О, этот упрек в жертвенности! Это был конек московских начальников: “Что вы, ленинградцы, без конца кичитесь (?!) своими блокадными мучениями, голодом и смертями? Сколько можно? Когда это кончится? Покажите героизм рядовых ленинградцев, их ратный труд, торжество и радость победы! Покажите, какую великую роль сыграла коммунистическая партия в организации обороны Ленинграда! А вы опять лезете (?!) со своими жертвами!” Предвидя подобные идиотские упреки, Вахтин и Фоменко вложили в уста Данилова несколько слов о том, что в годину военных бедствий жертвенности не бывает, народ вынужден приносить жертвы. И разве может быть жертва самому себе? Не помогло, услышано не было.

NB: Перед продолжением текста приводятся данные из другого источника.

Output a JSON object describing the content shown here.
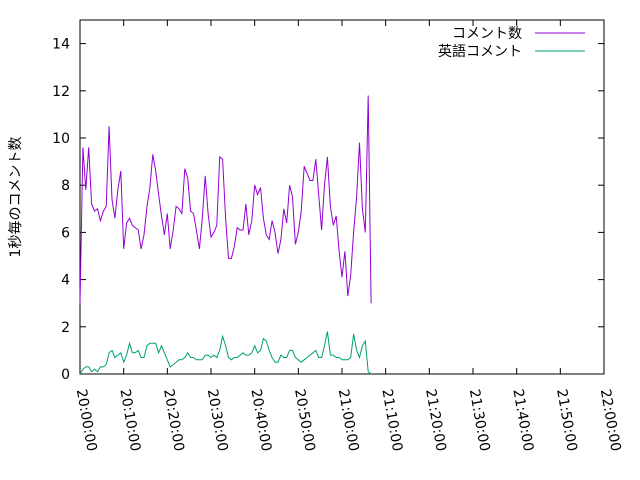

— Да, — горестно повторил Филиппов, — такой фильм мы в Москву не повезем.
— Как не повезем? — всполошилась Алешина. — Да ведь завтра на одиннадцать часов утра назначен просмотр. Лапин и Мамедов придут! Да вы только скажите, что надо убрать, и мы все уберем!
Но тут восстал Фоменко:
— Как это “мы все уберем”? Я не позволю! Я не разрешу притронуться к картине!
Наступила гнетущая пауза.
— Александр Петрович! — мягко сказал я. — У нас нет выхода. Мы должны ехать в Москву в любом случае. Если мы сами завтра сорвем просмотр, никто потом заниматься нами вообще не будет. Мы станем виновниками собственного краха. А так еще есть шанс. Давайте выслушаем и их замечания, после все сведем воедино.

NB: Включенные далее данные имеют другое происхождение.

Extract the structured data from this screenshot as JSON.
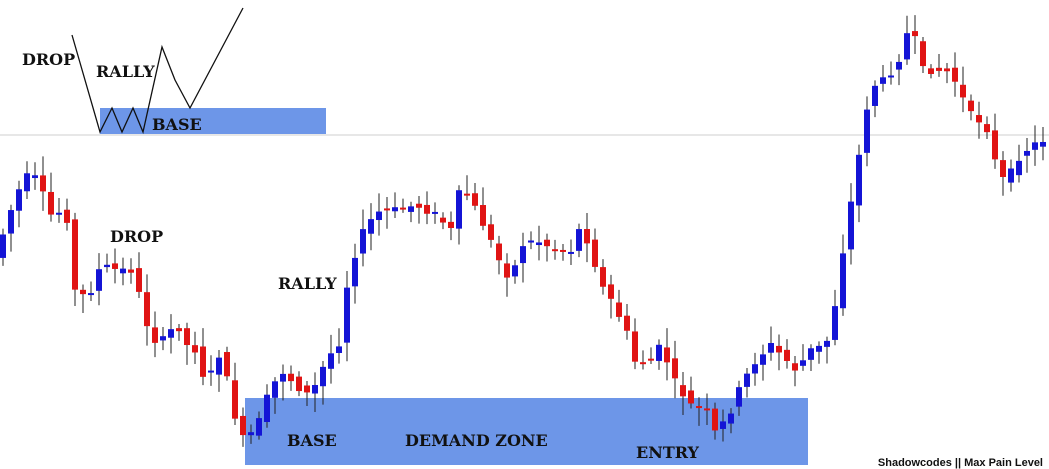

Слава богу, Фоменко промолчал. Мне казалось: главное — выиграть время.
Но тут меня неожиданно поддержал Смирнов:
— А может, и в самом деле? Попробуем сдать. Вдруг получится…
— “Попробуем сдать”, — набычился Филиппов и снова сморщился от боли. — Вот ты с ними, Юрий Палыч, и поедешь. Попробуешь!
— Нет, — сник Смирнов, — везти, конечно, рано. Надо сначала поправить. Вот Александр Петрович выздоровеет и сам через недельку-другую сдаст.
Опять воцарилась зловещая тишина.
— Нет, — упрямо и зло сказала Алешина. — Сегодня мы все равно поедем. А иначе можно уже фильм класть на полку.
— Александр Петрович, рискнем, — поддакнул я.
— Ну что ж, рискуйте, — Филиппов смотрел на меня с жалостью и враждебностью одновременно. — Но если не сдадите — это я вас официально предупреждаю, — голов вам не сносить.
Мы не успели уйти из телестудии, а по ней уже полетели злорадные слухи:
“Филиппов устроил им полный разгром. Фильм не принят. Алешину будут увольнять. Мархасёва, наверно, тоже. Он плакал в приемной, Алешина — та просто рыдала. Конечно, Фоменко — неплохой театральный режиссер. Но делать телевизионное кино? Что он мог сделать? Такие деньги вбухали — и все зря!”
Деньги, между прочим, даже по тем временам были мизерные.
* * *
В Государственном комитете по телевидению и радиовещанию мы появились уже в половине десятого утра. И хорошо сделали. Потому что Мамедов возник там без четверти десять.
Я видел его впервые. Высокий, смуглый, холеный брюнет с властным, жестоким лицом, с цепким, безжалостным взглядом и отрывистой категоричной речью, в отличном английском костюме в клетку, благоухая неведомым мне парфюмом, он являл собой странную помесь шахиншаха с лордом.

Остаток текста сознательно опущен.